Je veux mener ma vie d’opposant, mais en dehors du FPI [Front populaire ivoirien, le parti de Gbagbo, NDLR]. Dès que les conditions sécuritaires seront là, je réunirai en congrès extraordinaire les Jeunes patriotes et tous les Ivoiriens avec qui l’on peut travailler. 

En vous considérant comme un opposant, vous reconnaissez la victoire de Ouattara et vous tournez la page Gbagbo…

[Rires.] Gbagbo est en prison et doit être libéré. C’est important. 

Dans votre lettre rendue publique le 31 mai, vous parlez de bourreaux et de tortionnaires à propos des forces pro-Ouattara. Pas un mot sur les crimes du camp Gbagbo…

Chacun doit reconnaître sa part de responsabilité dans ce qui s’est passé. 

Regrettez-vous certains de vos propos ultranationalistes ?

Quand le général de Gaulle a appelé depuis Londres les Français à libérer la France, était-il un leader ultranationaliste ? 
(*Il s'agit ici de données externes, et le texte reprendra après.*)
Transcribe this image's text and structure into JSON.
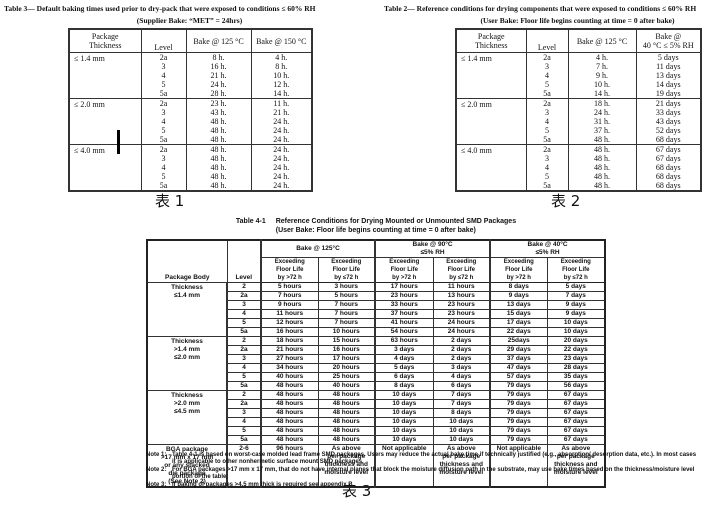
{
  "captions": {
    "table1": "表 1",
    "table2": "表 2",
    "table3": "表 3"
  },
  "table3": {
    "title": "Table 3— Default baking times used prior to dry-pack that were exposed to conditions ≤ 60% RH",
    "subtitle": "(Supplier Bake:  “MET” = 24hrs)",
    "columns": [
      "Package\nThickness",
      "Level",
      "Bake @ 125 °C",
      "Bake @ 150 °C"
    ],
    "groups": [
      {
        "thickness": "≤ 1.4 mm",
        "rows": [
          [
            "2a",
            "8 h.",
            "4 h."
          ],
          [
            "3",
            "16 h.",
            "8 h."
          ],
          [
            "4",
            "21 h.",
            "10 h."
          ],
          [
            "5",
            "24 h.",
            "12 h."
          ],
          [
            "5a",
            "28 h.",
            "14 h."
          ]
        ]
      },
      {
        "thickness": "≤ 2.0 mm",
        "rows": [
          [
            "2a",
            "23 h.",
            "11 h."
          ],
          [
            "3",
            "43 h.",
            "21 h."
          ],
          [
            "4",
            "48 h.",
            "24 h."
          ],
          [
            "5",
            "48 h.",
            "24 h."
          ],
          [
            "5a",
            "48 h.",
            "24 h."
          ]
        ]
      },
      {
        "thickness": "≤ 4.0 mm",
        "rows": [
          [
            "2a",
            "48 h.",
            "24 h."
          ],
          [
            "3",
            "48 h.",
            "24 h."
          ],
          [
            "4",
            "48 h.",
            "24 h."
          ],
          [
            "5",
            "48 h.",
            "24 h."
          ],
          [
            "5a",
            "48 h.",
            "24 h."
          ]
        ]
      }
    ]
  },
  "table2": {
    "title": "Table 2— Reference conditions for drying components that were exposed to conditions ≤ 60% RH",
    "subtitle": "(User Bake: Floor life begins counting at time = 0 after bake)",
    "columns": [
      "Package\nThickness",
      "Level",
      "Bake @ 125 °C",
      "Bake @\n40 °C ≤ 5% RH"
    ],
    "groups": [
      {
        "thickness": "≤ 1.4 mm",
        "rows": [
          [
            "2a",
            "4 h.",
            "5 days"
          ],
          [
            "3",
            "7 h.",
            "11 days"
          ],
          [
            "4",
            "9 h.",
            "13 days"
          ],
          [
            "5",
            "10 h.",
            "14 days"
          ],
          [
            "5a",
            "14 h.",
            "19 days"
          ]
        ]
      },
      {
        "thickness": "≤ 2.0 mm",
        "rows": [
          [
            "2a",
            "18 h.",
            "21 days"
          ],
          [
            "3",
            "24 h.",
            "33 days"
          ],
          [
            "4",
            "31 h.",
            "43 days"
          ],
          [
            "5",
            "37 h.",
            "52 days"
          ],
          [
            "5a",
            "48 h.",
            "68 days"
          ]
        ]
      },
      {
        "thickness": "≤ 4.0 mm",
        "rows": [
          [
            "2a",
            "48 h.",
            "67 days"
          ],
          [
            "3",
            "48 h.",
            "67 days"
          ],
          [
            "4",
            "48 h.",
            "68 days"
          ],
          [
            "5",
            "48 h.",
            "68 days"
          ],
          [
            "5a",
            "48 h.",
            "68 days"
          ]
        ]
      }
    ]
  },
  "table41": {
    "title_label": "Table 4-1",
    "title_text": "Reference Conditions for Drying Mounted or Unmounted SMD Packages",
    "subtitle": "(User Bake: Floor life begins counting at time = 0 after bake)",
    "col_headers": {
      "package_body": "Package Body",
      "level": "Level",
      "bake125": "Bake @ 125°C",
      "bake90": "Bake @ 90°C\n≤5% RH",
      "bake40": "Bake @ 40°C\n≤5% RH",
      "exceeding_gt": "Exceeding\nFloor Life\nby >72 h",
      "exceeding_le": "Exceeding\nFloor Life\nby ≤72 h"
    },
    "sections": [
      {
        "body": "Thickness\n≤1.4 mm",
        "rows": [
          [
            "2",
            "5 hours",
            "3 hours",
            "17 hours",
            "11 hours",
            "8 days",
            "5 days"
          ],
          [
            "2a",
            "7 hours",
            "5 hours",
            "23 hours",
            "13 hours",
            "9 days",
            "7 days"
          ],
          [
            "3",
            "9 hours",
            "7 hours",
            "33 hours",
            "23 hours",
            "13 days",
            "9 days"
          ],
          [
            "4",
            "11 hours",
            "7 hours",
            "37 hours",
            "23 hours",
            "15 days",
            "9 days"
          ],
          [
            "5",
            "12 hours",
            "7 hours",
            "41 hours",
            "24 hours",
            "17 days",
            "10 days"
          ],
          [
            "5a",
            "16 hours",
            "10 hours",
            "54 hours",
            "24 hours",
            "22 days",
            "10 days"
          ]
        ]
      },
      {
        "body": "Thickness\n>1.4 mm\n≤2.0 mm",
        "rows": [
          [
            "2",
            "18 hours",
            "15 hours",
            "63 hours",
            "2 days",
            "25days",
            "20 days"
          ],
          [
            "2a",
            "21 hours",
            "16 hours",
            "3 days",
            "2 days",
            "29 days",
            "22 days"
          ],
          [
            "3",
            "27 hours",
            "17 hours",
            "4 days",
            "2 days",
            "37 days",
            "23 days"
          ],
          [
            "4",
            "34 hours",
            "20 hours",
            "5 days",
            "3 days",
            "47 days",
            "28 days"
          ],
          [
            "5",
            "40 hours",
            "25 hours",
            "6 days",
            "4 days",
            "57 days",
            "35 days"
          ],
          [
            "5a",
            "48 hours",
            "40 hours",
            "8 days",
            "6 days",
            "79 days",
            "56 days"
          ]
        ]
      },
      {
        "body": "Thickness\n>2.0 mm\n≤4.5 mm",
        "rows": [
          [
            "2",
            "48 hours",
            "48 hours",
            "10 days",
            "7 days",
            "79 days",
            "67 days"
          ],
          [
            "2a",
            "48 hours",
            "48 hours",
            "10 days",
            "7 days",
            "79 days",
            "67 days"
          ],
          [
            "3",
            "48 hours",
            "48 hours",
            "10 days",
            "8 days",
            "79 days",
            "67 days"
          ],
          [
            "4",
            "48 hours",
            "48 hours",
            "10 days",
            "10 days",
            "79 days",
            "67 days"
          ],
          [
            "5",
            "48 hours",
            "48 hours",
            "10 days",
            "10 days",
            "79 days",
            "67 days"
          ],
          [
            "5a",
            "48 hours",
            "48 hours",
            "10 days",
            "10 days",
            "79 days",
            "67 days"
          ]
        ]
      },
      {
        "body": "BGA package\n>17 mm x 17 mm\nor any stacked\ndie package\n(See Note 2)",
        "rows": [
          [
            "2-6",
            "96 hours",
            "As above\nper package\nthickness and\nmoisture level",
            "Not applicable",
            "As above\nper package\nthickness and\nmoisture level",
            "Not applicable",
            "As above\nper package\nthickness and\nmoisture level"
          ]
        ]
      }
    ],
    "notes": [
      {
        "label": "Note 1:",
        "text": "Table 4-1 is based on worst-case molded lead frame SMD packages. Users may reduce the actual bake time if technically justified (e.g., absorption/ desorption data, etc.). In most cases it is applicable to other nonhermetic surface mount SMD packages."
      },
      {
        "label": "Note 2:",
        "text": "For BGA packages >17 mm x 17 mm, that do not have internal planes that block the moisture diffusion path in the substrate, may use bake times based on the thickness/moisture level portion of the table."
      },
      {
        "label": "Note 3:",
        "text": "If baking of packages >4.5 mm thick is required see appendix B."
      }
    ]
  }
}
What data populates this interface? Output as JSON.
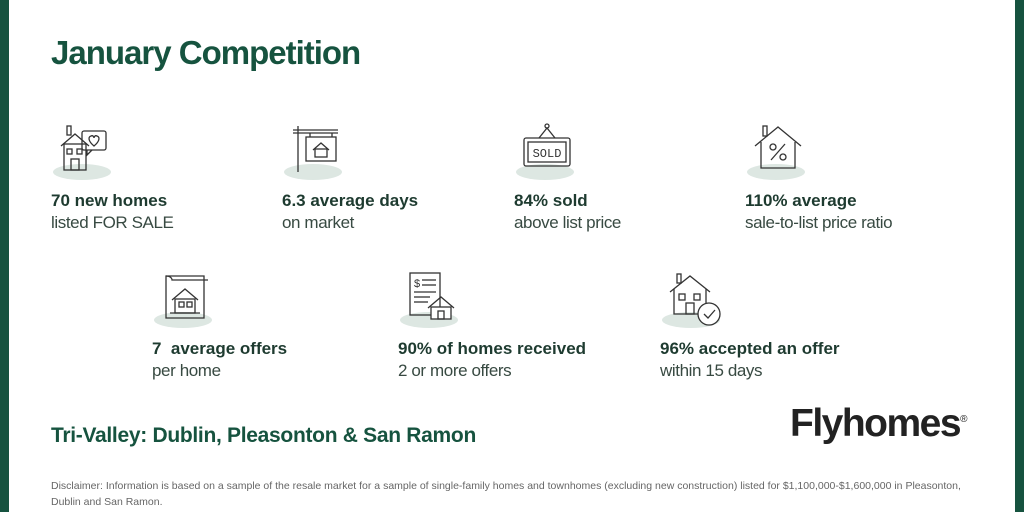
{
  "title": "January Competition",
  "stats": [
    {
      "icon": "house-heart-icon",
      "main": "70 new homes",
      "sub": "listed FOR SALE"
    },
    {
      "icon": "for-sale-sign-icon",
      "main": "6.3 average days",
      "sub": "on market"
    },
    {
      "icon": "sold-sign-icon",
      "main": "84% sold",
      "sub": "above list price",
      "sign_text": "SOLD"
    },
    {
      "icon": "house-percent-icon",
      "main": "110% average",
      "sub": "sale-to-list price ratio"
    },
    {
      "icon": "house-document-icon",
      "main": "7  average offers",
      "sub": "per home"
    },
    {
      "icon": "offer-document-house-icon",
      "main": "90% of homes received",
      "sub": "2 or more offers"
    },
    {
      "icon": "house-check-icon",
      "main": "96% accepted an offer",
      "sub": "within 15 days"
    }
  ],
  "region": "Tri-Valley: Dublin, Pleasonton & San Ramon",
  "brand": {
    "name": "Flyhomes",
    "mark": "®"
  },
  "disclaimer": "Disclaimer: Information is based on a sample of the resale market for a sample of single-family homes and townhomes (excluding new construction) listed for $1,100,000-$1,600,000 in Pleasonton, Dublin and San Ramon.",
  "colors": {
    "brand_green": "#16533f",
    "icon_shadow": "#dde7e2",
    "text_dark": "#1e3b30"
  }
}
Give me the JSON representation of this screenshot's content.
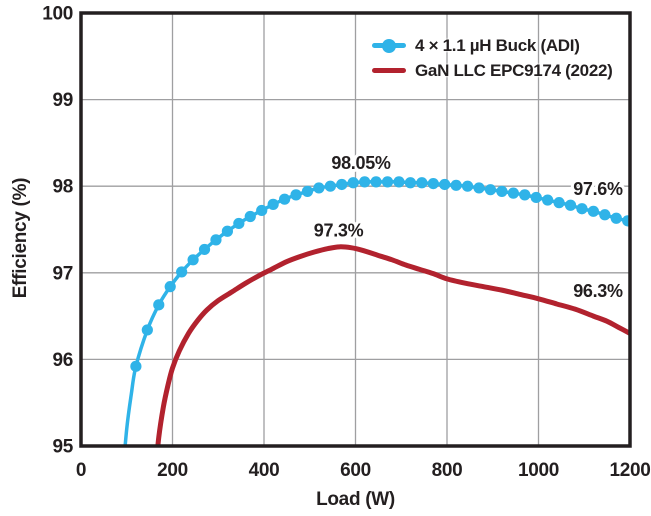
{
  "chart_data": {
    "type": "line",
    "title": "",
    "xlabel": "Load (W)",
    "ylabel": "Efficiency (%)",
    "xlim": [
      0,
      1200
    ],
    "ylim": [
      95,
      100
    ],
    "x_ticks": [
      0,
      200,
      400,
      600,
      800,
      1000,
      1200
    ],
    "y_ticks": [
      95,
      96,
      97,
      98,
      99,
      100
    ],
    "grid": true,
    "grid_color": "#9f9fa1",
    "axis_color": "#231F20",
    "legend_position": "top-right",
    "series": [
      {
        "name": "4 × 1.1 µH Buck (ADI)",
        "color": "#2FB3E8",
        "marker": "circle",
        "marker_size": 5.6,
        "line_width": 3.5,
        "marker_start_index": 3,
        "points": [
          [
            90,
            94.6
          ],
          [
            100,
            95.2
          ],
          [
            110,
            95.6
          ],
          [
            120,
            95.92
          ],
          [
            145,
            96.34
          ],
          [
            170,
            96.63
          ],
          [
            195,
            96.84
          ],
          [
            220,
            97.01
          ],
          [
            245,
            97.15
          ],
          [
            270,
            97.27
          ],
          [
            295,
            97.38
          ],
          [
            320,
            97.48
          ],
          [
            345,
            97.57
          ],
          [
            370,
            97.65
          ],
          [
            395,
            97.72
          ],
          [
            420,
            97.79
          ],
          [
            445,
            97.85
          ],
          [
            470,
            97.9
          ],
          [
            495,
            97.94
          ],
          [
            520,
            97.98
          ],
          [
            545,
            98.0
          ],
          [
            570,
            98.02
          ],
          [
            595,
            98.04
          ],
          [
            620,
            98.05
          ],
          [
            645,
            98.05
          ],
          [
            670,
            98.05
          ],
          [
            695,
            98.05
          ],
          [
            720,
            98.04
          ],
          [
            745,
            98.04
          ],
          [
            770,
            98.03
          ],
          [
            795,
            98.02
          ],
          [
            820,
            98.01
          ],
          [
            845,
            98.0
          ],
          [
            870,
            97.98
          ],
          [
            895,
            97.96
          ],
          [
            920,
            97.94
          ],
          [
            945,
            97.92
          ],
          [
            970,
            97.9
          ],
          [
            995,
            97.87
          ],
          [
            1020,
            97.84
          ],
          [
            1045,
            97.81
          ],
          [
            1070,
            97.78
          ],
          [
            1095,
            97.74
          ],
          [
            1120,
            97.71
          ],
          [
            1145,
            97.67
          ],
          [
            1170,
            97.63
          ],
          [
            1195,
            97.6
          ]
        ]
      },
      {
        "name": "GaN LLC EPC9174 (2022)",
        "color": "#B2222E",
        "marker": "none",
        "line_width": 5,
        "marker_start_index": 0,
        "points": [
          [
            163,
            94.7
          ],
          [
            170,
            95.1
          ],
          [
            180,
            95.45
          ],
          [
            190,
            95.7
          ],
          [
            200,
            95.9
          ],
          [
            215,
            96.1
          ],
          [
            235,
            96.3
          ],
          [
            255,
            96.45
          ],
          [
            275,
            96.57
          ],
          [
            300,
            96.68
          ],
          [
            330,
            96.78
          ],
          [
            360,
            96.88
          ],
          [
            390,
            96.97
          ],
          [
            420,
            97.05
          ],
          [
            450,
            97.13
          ],
          [
            480,
            97.19
          ],
          [
            510,
            97.24
          ],
          [
            540,
            97.28
          ],
          [
            565,
            97.3
          ],
          [
            590,
            97.29
          ],
          [
            615,
            97.26
          ],
          [
            650,
            97.2
          ],
          [
            680,
            97.15
          ],
          [
            710,
            97.09
          ],
          [
            740,
            97.04
          ],
          [
            770,
            96.99
          ],
          [
            800,
            96.93
          ],
          [
            840,
            96.88
          ],
          [
            880,
            96.84
          ],
          [
            920,
            96.8
          ],
          [
            960,
            96.75
          ],
          [
            1000,
            96.7
          ],
          [
            1040,
            96.64
          ],
          [
            1080,
            96.58
          ],
          [
            1120,
            96.5
          ],
          [
            1150,
            96.44
          ],
          [
            1175,
            96.37
          ],
          [
            1200,
            96.3
          ]
        ]
      }
    ],
    "annotations": [
      {
        "text": "98.05%",
        "x": 612,
        "y": 98.27,
        "color": "#2FB3E8"
      },
      {
        "text": "97.6%",
        "x": 1130,
        "y": 97.97,
        "color": "#2FB3E8"
      },
      {
        "text": "97.3%",
        "x": 563,
        "y": 97.49,
        "color": "#A01D48"
      },
      {
        "text": "96.3%",
        "x": 1130,
        "y": 96.79,
        "color": "#A01D48"
      }
    ]
  }
}
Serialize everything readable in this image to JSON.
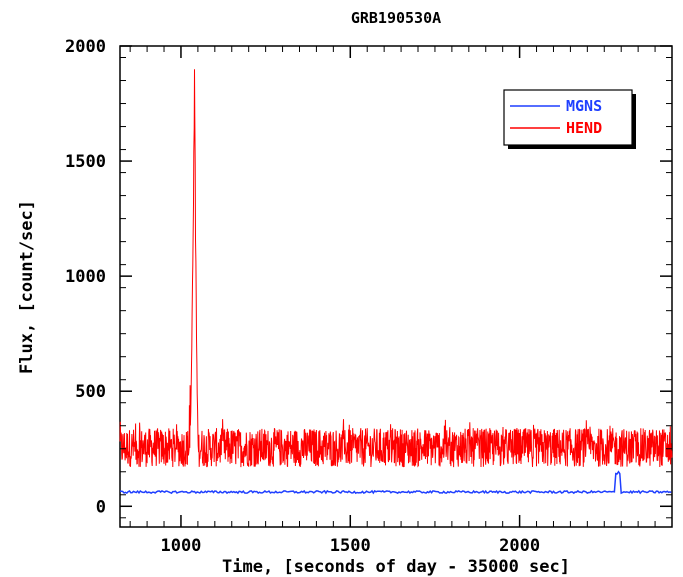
{
  "chart_data": {
    "type": "line",
    "title": "GRB190530A",
    "xlabel": "Time, [seconds of day - 35000 sec]",
    "ylabel": "Flux, [count/sec]",
    "xlim": [
      820,
      2450
    ],
    "ylim": [
      -90,
      2000
    ],
    "x_ticks": [
      1000,
      1500,
      2000
    ],
    "y_ticks": [
      0,
      500,
      1000,
      1500,
      2000
    ],
    "x_tick_labels": [
      "1000",
      "1500",
      "2000"
    ],
    "y_tick_labels": [
      "0",
      "500",
      "1000",
      "1500",
      "2000"
    ],
    "grid": false,
    "legend": "top-right",
    "series": [
      {
        "name": "MGNS",
        "color": "#1f3fff",
        "baseline": 62,
        "noise": 5,
        "features": [
          {
            "x_start": 2283,
            "x_end": 2296,
            "peak": 155
          }
        ]
      },
      {
        "name": "HEND",
        "color": "#ff0000",
        "baseline": 235,
        "noise_range": [
          170,
          340
        ],
        "features": [
          {
            "x_start": 1025,
            "x_peak": 1040,
            "x_end": 1052,
            "peak": 1920
          }
        ]
      }
    ]
  }
}
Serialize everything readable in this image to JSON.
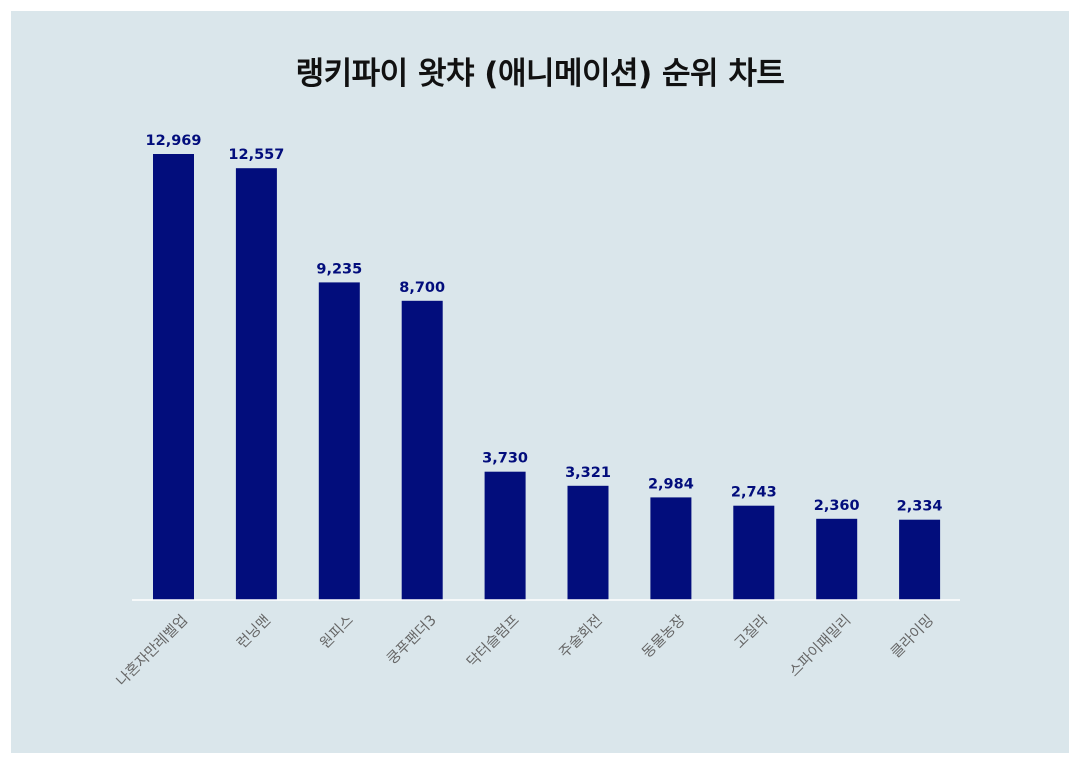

Vous n’avez jamais appelé à la violence ?

J’ai appelé à la résistance aux mains nues lors de mes meetings. C’est cela que vous appelez de la violence ! Quand certains utilisent des kalachnikovs, vous ne parlez pas de violence… Les Jeunes patriotes ont organisé des sit-in comme les jeunes espagnols en ce moment à Madrid. Mais puisqu’ils sont africains, on considère qu’ils sont violents. C’est du racisme. 

Que pensez-vous des premiers actes du président Ouattara ?

Il est trop tôt pour juger un gouvernement après quelques semaines d’exercice. Mais je l’appelle à régler la question sécuritaire et celle des libertés : que les partis politiques puissent reprendre leurs activités et que les Ivoiriens puissent se rassembler. Les survivants de cette guerre ont un devoir, faire la réconciliation. Pour cela, il faut calmer les extrémistes des deux camps. 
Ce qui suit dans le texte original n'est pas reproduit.